Reading a Neon dataset/recording#

In this tutorial, we will show how to load a single Neon recording downloaded from Pupil Cloud.

Reading sample data#

We will use a sample recording produced by the NCC Lab called OfficeWalk. It’s a project with 2 recordings and multiple enrichments and can be downloaded with the get_sample_data() function:

[1]:
import sys
from pyneon import get_sample_data, NeonDataset, NeonRecording

sample_dir = get_sample_data("OfficeWalk")

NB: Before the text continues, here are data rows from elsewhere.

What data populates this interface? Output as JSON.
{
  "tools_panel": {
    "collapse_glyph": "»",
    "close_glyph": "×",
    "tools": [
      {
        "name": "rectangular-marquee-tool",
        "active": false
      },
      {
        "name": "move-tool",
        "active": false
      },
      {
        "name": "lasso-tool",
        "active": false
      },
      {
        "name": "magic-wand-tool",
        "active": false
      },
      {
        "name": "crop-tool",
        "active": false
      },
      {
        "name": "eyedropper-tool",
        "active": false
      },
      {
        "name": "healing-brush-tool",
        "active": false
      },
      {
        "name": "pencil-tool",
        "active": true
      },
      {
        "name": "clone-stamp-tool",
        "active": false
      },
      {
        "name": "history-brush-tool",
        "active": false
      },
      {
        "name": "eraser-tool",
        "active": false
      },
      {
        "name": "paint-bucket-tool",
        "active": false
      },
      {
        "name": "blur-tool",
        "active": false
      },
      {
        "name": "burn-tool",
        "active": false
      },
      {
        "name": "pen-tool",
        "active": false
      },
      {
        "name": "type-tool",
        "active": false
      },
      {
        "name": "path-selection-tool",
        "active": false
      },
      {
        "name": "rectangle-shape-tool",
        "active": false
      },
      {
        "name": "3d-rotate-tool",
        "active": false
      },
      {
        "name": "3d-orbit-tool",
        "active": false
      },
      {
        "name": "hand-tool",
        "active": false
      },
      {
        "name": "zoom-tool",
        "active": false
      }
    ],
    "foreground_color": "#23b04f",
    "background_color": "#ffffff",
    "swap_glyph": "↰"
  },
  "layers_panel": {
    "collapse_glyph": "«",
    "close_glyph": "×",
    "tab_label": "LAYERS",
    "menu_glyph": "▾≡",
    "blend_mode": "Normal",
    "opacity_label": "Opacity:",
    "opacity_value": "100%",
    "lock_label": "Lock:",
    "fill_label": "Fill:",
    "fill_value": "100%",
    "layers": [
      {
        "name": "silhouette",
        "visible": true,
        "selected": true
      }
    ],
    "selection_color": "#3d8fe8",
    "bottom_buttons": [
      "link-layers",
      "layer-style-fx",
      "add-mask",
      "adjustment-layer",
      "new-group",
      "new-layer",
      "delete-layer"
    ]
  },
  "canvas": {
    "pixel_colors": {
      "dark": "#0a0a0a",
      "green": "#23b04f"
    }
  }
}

The OfficeWalk data has the following structure:

OfficeWalk
├── Timeseries Data
│   ├── walk1-e116e606
│   │   ├── info.json
│   │   ├── gaze.csv
│   │   └── ....
│   ├── walk2-93b8c234
│   │   ├── info.json
│   │   ├── gaze.csv
│   │   └── ....
|   ├── enrichment_info.txt
|   └── sections.csv
├── OfficeWalk_FACE-MAPPER_FaceMap
├── OfficeWalk_MARKER-MAPPER_TagMap_csv
└── OfficeWalk_STATIC-IMAGE-MAPPER_ManualMap_csv

The Timeseries Data folder contains what PyNeon calls a NeonDataset. It contains multiple recordings, each with its own info.json file and data files. These recordings can either be loaded individually as NeonRecordings or as a wholist NeonDataset.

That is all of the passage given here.